Lauren Sisler is a sports broadcaster who joined ESPN and SEC Network in 2016 as a sideline reporter for both college football and gymnastics. In 2017, she became a reporter for SEC Nation. In addition, she continues to serve as a sports reporter and host at AL.com.

==Early life and education==
Sisler is a native of Roanoke, Virginia, she graduated from Giles High School, the same high school where future ESPN co-worker Marty Smith (reporter) attended. She was the captain of her gymnastics team at Rutgers University and graduated in 2006 with a communication degree and honors from the School, Information and Library Studies (SCILS). She worked at the Rutgers University Television Network as a sports reporter and segment producer and had an internship at CNBC. Initially, she majored in Sports Medicine before changing to Communications.

== Career ==
Prior to working at ESPN, Sisler returned to her hometown of Roanoke, Virginia to start her career at WDBJ where she worked as a photographer and editor covering local high school and college sports before moving on to WTAP in West Virginia as a weekend sports anchor. Sisler then moved to Birmingham, Alabama to work at the CBS affiliate WIAT. In 2014 and 2015, she was named Best Sports Anchor by the Alabama Associated Press. In June 2017, she was awarded a regional Emmy for producing an interview between Charles Barkley and Nick Saban.

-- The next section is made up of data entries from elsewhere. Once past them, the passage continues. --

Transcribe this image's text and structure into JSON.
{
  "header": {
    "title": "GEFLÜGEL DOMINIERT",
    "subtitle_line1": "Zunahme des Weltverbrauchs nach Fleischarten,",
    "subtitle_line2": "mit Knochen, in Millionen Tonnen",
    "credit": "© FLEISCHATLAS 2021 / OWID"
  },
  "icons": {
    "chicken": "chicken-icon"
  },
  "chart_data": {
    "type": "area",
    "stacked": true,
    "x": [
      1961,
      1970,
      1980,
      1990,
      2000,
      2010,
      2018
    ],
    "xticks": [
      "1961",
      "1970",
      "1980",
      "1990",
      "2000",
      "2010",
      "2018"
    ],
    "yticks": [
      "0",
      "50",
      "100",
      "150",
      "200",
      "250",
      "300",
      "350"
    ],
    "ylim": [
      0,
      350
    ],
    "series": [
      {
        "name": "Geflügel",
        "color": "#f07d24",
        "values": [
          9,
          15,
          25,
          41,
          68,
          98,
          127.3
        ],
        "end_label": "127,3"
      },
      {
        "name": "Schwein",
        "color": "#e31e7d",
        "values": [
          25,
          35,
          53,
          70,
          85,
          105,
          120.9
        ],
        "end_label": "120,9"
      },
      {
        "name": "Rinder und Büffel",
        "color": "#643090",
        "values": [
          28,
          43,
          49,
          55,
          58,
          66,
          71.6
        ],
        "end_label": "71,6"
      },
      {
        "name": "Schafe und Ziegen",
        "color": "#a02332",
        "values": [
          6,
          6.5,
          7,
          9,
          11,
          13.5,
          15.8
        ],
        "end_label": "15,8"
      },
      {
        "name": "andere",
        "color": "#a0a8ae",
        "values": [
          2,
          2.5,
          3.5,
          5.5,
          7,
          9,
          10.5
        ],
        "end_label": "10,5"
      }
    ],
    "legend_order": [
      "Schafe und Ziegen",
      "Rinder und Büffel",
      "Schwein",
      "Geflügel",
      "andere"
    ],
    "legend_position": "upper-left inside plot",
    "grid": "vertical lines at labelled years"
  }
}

== "The Sideline Shimmy" ==
Sisler has become a YouTube sensation for "the sideline shimmy," a dance she first burst into during a game she was broadcasting early in her ESPN career to help her shake her nerves about being on camera. "What I started doing was dancing on the sidelines, because really, it helped me to take that nervous, anxious, excited energy, that was paired with adrenaline, that had me going a million miles an hour, helped me to slow down and just soak it all in," she said.

"And so dancing became my thing. What I realized? Never assume the cameras aren't rolling. They're always watching. And so these silly dances made their way to my inbox or my cell phone, I'd get blown up with text messages, 'Hey, we caught this on camera.' And I'm like, 'Oh. Okay.' So then, of course, I ended up posting these silly things on social media. And I think the coolest part about it is it has turned into something more than I ever imagined it would with the sideline shimmy."

==Personal life==
On March 24, 2003, while a freshman at Rutgers University, Sisler unexpectedly lost both of her parents, Lesley and George Sisler, to prescription drug overdoses within hours of each other. Losing her parents provided a devastating blow to Sisler and she was unsure about the future. Her aunt and uncle convinced her to return to Rutgers, where she struggled before regaining control of her life. She speaks about the dangers of addiction and is involved with a few organizations. She has a brother Allen who served 12 years in the Navy. She is a Christian. She is married to John Willard.

== Memoir ==
Released Oct. 1, 2024, Sisler documented the story of her parents' deaths and how sharing her story to help others has helped her in her memoir, Shatterproof: How I Overcame the Shame of Losing My Parents to Opioid Addiction (and Found My Sideline Shimmy). “I realized that holding in their secrets and holding in the shame [they had surrounding their drug use] didn’t serve my parents well,” she said. “And it didn’t serve those around them well. And then, as I started telling more people the truth, I realized that people who loved my parents didn’t think any differently of them. If anything, they found peace in knowing what happened, and they didn’t love them any less, didn’t love me any less.”